In France, the Revolution of 1789 ended in the symbolic beheading of King Louis XVI and the establishment of all the powers of the State in the National Convention which soon learned of its incapability to control the administrative machinery of the State.

This task was first exported to the Committee for Public Safety, which had proven itself more tyrannical, fanatical and bloodthirsty than Oliver Cromwell's Protectorate, and within a year, Robespierre had met the same fate as the King.


Costumes of the Revolutions. Top Left- Members of the Directorate
Costumes of the Revolution. Top Left- Members of the Directorate

The Constitution of Year III that was established afterwards (August 22, 1795) had attempted to establish an independent executive authority in a five men Directorate chosen by the upper house of the Legislature from a list prepared by the lower house, with one member, chosen by lot, replaced every year.

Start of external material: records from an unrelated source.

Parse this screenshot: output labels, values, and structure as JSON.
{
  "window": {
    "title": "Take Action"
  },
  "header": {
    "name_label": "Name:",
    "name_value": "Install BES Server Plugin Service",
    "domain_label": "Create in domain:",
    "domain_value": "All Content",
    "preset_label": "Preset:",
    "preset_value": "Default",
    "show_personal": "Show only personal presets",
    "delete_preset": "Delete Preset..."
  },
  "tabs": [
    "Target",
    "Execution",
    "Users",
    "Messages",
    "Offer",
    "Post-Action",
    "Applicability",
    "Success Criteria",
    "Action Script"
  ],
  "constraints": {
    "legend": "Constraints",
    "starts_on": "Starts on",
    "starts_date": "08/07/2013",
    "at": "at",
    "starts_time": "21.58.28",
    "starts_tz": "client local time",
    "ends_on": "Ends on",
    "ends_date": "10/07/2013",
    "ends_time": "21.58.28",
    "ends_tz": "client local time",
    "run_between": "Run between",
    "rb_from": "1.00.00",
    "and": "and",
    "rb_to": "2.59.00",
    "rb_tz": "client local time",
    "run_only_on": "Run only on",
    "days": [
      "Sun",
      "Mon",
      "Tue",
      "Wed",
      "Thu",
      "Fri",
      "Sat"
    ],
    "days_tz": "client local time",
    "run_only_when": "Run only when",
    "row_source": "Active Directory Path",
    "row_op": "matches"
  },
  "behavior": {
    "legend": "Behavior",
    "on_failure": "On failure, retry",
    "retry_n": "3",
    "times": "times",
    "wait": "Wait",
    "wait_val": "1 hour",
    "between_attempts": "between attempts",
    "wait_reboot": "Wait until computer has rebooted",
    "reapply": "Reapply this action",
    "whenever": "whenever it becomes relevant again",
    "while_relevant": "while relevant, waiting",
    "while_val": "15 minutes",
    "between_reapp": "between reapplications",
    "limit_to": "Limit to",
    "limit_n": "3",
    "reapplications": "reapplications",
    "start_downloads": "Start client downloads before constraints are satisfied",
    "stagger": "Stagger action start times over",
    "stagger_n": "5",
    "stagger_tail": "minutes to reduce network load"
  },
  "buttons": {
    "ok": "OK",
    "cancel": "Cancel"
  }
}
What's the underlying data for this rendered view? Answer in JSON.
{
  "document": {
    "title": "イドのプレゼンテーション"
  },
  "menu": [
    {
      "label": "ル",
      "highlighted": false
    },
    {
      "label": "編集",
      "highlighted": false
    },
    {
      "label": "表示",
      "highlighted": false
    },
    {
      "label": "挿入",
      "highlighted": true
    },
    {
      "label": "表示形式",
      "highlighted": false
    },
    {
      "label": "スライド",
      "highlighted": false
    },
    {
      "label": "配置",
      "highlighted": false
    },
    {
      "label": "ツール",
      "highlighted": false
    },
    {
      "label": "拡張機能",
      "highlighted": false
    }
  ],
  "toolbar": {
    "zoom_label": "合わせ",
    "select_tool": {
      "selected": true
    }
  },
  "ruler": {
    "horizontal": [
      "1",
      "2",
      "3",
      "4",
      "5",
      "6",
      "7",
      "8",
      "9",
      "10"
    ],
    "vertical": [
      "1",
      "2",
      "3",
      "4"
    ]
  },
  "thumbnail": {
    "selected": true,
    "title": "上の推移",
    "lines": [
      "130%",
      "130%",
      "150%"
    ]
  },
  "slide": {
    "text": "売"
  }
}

The virtue of that system was that it gave the Legislature not only a role similar to that of the British Parliament in regards to the limitations placed on the Executive and the choosing thereof, it also allowed for continuity without giving any member of the Directory assurance in his place. A Director could serve, in theory, for a single year or for twenty. Thus he could, if he was lucky, form a deep understanding of the Administrative State without becoming detached from the Legislature.


This government soon gave, under threat of arms, way to the Consulate headed by Napoleon Bonaparte, soon to be reformed into an Empire, which in turn gave rise to the Bourbon Restoration. All these regime had one thing in common - they all had a strong, almost independent executive at the head of of the administrative state and a legislature that ran from complete impotence to a significant competence, but lesser than that of the British Parliament.